Surveying over 4,000 consumers and 1,600 customer experience and IT leaders across more than ten countries, including the Netherlands, the report finds four in five consumers want clear, organisation-wide rules for how AI systems interact with them. Yet only a third of business leaders say their organisation has a formal AI governance policy in place. At stake is the deployment of agentic AI—systems designed to think, decide and act with minimal human input—which is moving rapidly from experimental to mainstream in customer-facing operations.

Chief among consumer concerns are data transparency and the reliability of AI outputs. Around 37 percent worry about “hallucinations”—when AI systems generate false or misleading information. The concern is shared by 59 percent of customer experience leaders, who view hallucinations as a threat to brand loyalty and trust. While 91 percent agree that oversight protects brand reputation, more than a third admit their organisations are flying blind, with no formal oversight policies in place.

The trust gap is even starker around data handling. Over 80 percent of business leaders say they trust AI with sensitive customer data, but just 36 percent of consumers feel the same. Appetite for AI-powered speed and efficiency remains strong—91 percent of leaders expect agentic AI to make services more effective—but without transparency, these gains risk fuelling consumer scepticism and regulatory pushback.
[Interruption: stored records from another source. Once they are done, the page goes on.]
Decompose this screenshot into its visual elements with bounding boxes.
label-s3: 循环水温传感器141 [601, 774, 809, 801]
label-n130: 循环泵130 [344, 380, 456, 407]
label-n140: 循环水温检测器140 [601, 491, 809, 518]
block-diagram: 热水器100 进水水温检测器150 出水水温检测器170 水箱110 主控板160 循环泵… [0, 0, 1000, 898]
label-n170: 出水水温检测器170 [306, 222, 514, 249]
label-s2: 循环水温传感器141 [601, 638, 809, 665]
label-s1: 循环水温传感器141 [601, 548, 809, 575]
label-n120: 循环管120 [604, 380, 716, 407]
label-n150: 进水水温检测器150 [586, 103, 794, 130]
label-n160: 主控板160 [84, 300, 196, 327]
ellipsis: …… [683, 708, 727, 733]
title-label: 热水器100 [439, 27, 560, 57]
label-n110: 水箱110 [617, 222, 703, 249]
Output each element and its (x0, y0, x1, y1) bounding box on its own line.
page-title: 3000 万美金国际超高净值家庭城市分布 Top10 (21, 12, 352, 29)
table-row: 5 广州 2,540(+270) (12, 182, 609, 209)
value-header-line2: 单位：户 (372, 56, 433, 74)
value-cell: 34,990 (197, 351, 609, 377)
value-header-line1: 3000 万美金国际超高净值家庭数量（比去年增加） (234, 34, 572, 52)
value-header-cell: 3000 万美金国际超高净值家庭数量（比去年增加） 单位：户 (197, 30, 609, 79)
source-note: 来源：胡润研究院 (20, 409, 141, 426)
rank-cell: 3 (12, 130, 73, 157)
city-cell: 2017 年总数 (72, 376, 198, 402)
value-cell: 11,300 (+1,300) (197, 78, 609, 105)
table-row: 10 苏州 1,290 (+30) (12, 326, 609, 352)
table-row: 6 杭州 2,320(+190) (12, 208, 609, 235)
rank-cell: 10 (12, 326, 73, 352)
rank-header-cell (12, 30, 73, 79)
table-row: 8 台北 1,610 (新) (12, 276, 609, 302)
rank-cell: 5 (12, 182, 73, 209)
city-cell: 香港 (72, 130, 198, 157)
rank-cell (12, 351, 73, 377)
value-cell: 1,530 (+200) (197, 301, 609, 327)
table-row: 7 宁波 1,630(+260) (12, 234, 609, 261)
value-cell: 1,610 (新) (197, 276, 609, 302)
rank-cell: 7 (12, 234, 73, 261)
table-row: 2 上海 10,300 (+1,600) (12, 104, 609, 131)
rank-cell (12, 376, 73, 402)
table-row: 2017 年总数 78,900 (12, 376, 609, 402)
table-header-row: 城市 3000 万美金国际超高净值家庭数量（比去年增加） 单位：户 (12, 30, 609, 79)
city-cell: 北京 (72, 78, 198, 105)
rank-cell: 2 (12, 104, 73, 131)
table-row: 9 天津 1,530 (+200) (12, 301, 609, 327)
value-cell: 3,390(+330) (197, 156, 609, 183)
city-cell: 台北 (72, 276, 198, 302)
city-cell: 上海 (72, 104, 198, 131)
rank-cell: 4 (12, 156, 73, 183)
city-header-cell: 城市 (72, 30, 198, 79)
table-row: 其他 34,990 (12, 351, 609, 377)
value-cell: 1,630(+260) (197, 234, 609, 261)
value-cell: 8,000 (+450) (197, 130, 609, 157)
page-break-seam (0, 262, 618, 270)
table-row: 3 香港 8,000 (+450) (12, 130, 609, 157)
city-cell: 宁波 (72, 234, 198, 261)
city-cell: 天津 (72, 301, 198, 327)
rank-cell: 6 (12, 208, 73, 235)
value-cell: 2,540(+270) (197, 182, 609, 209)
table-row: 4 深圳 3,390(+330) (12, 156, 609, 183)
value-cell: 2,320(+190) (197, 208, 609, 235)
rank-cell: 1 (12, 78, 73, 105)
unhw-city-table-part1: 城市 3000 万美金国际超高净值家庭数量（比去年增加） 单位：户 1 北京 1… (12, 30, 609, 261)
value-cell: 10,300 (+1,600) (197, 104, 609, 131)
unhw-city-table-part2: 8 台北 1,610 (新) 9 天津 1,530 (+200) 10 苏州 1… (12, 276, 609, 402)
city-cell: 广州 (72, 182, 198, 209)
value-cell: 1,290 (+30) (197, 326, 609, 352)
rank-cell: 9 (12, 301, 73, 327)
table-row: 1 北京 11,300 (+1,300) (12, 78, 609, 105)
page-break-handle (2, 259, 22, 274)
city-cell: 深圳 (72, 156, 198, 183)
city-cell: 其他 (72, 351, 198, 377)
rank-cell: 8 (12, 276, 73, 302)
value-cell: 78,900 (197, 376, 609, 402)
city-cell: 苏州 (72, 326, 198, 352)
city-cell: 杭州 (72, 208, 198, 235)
Industry analysts see both risk and reward. Capgemini forecasts that agentic AI could deliver up to $450 billion in value by 2028, but warns that few organisations are ready to scale. The consultancy reports broad agreement—75 percent of leaders—that human oversight enhances AI’s benefits, and 93 percent see no cost penalty for keeping humans in the loop. The real value, Capgemini argues, lies in transparency and collaboration, not unchecked automation.

Some in the sector are already moving to close the governance gap. A Capgemini–NVIDIA partnership launched earlier this year offers enterprise-ready frameworks for agentic AI adoption, with data governance and compliance embedded into the tooling. Early use cases, such as Norway’s sovereign AI cloud via the Telenor AI Factory, showcase how localised, regulated AI infrastructure can balance innovation with accountability.

Deloitte’s consumer research echoes these findings. While enthusiasm for Gen AI is widespread in homes and workplaces, concerns about privacy and control remain front of mind. Consumers want transparent data practices and tools that let them manage how their information is used. Deloitte argues that trust must be earned through privacy-by-design and user-friendly controls.

The International Association of Privacy Professionals (IAPP) also points to broader regulatory momentum. Drawing on findings from Pew and KPMG, it notes persistent public anxiety about privacy in the AI age, warning that corporate transparency and regulatory clarity are essential if businesses want to scale responsibly. For UK firms, the message is clear: governance is no longer optional. The nation’s AI and data privacy ambitions depend on building systems that are not only powerful, but trusted. That means investing in human–AI collaboration, embedding privacy into design, and communicating clearly with customers about how AI is used and protected.

To lead responsibly, UK organisations should act on four fronts: – Implement clear, organisation-wide AI governance, defining decision rights, data use and accountability. – Preserve human oversight in high-risk areas such as identity verification, financial transactions and sensitive service touchpoints. – Adopt privacy-by-design with controls that allow customers to manage their data and understand AI decisions. – Communicate proactively, explaining the role of AI, the safeguards in place, and the benefits to service quality.

Consumers are not asking for less innovation—they are demanding more responsibility. With the right frameworks, the UK can meet this moment, turning governance from a compliance exercise into a competitive edge.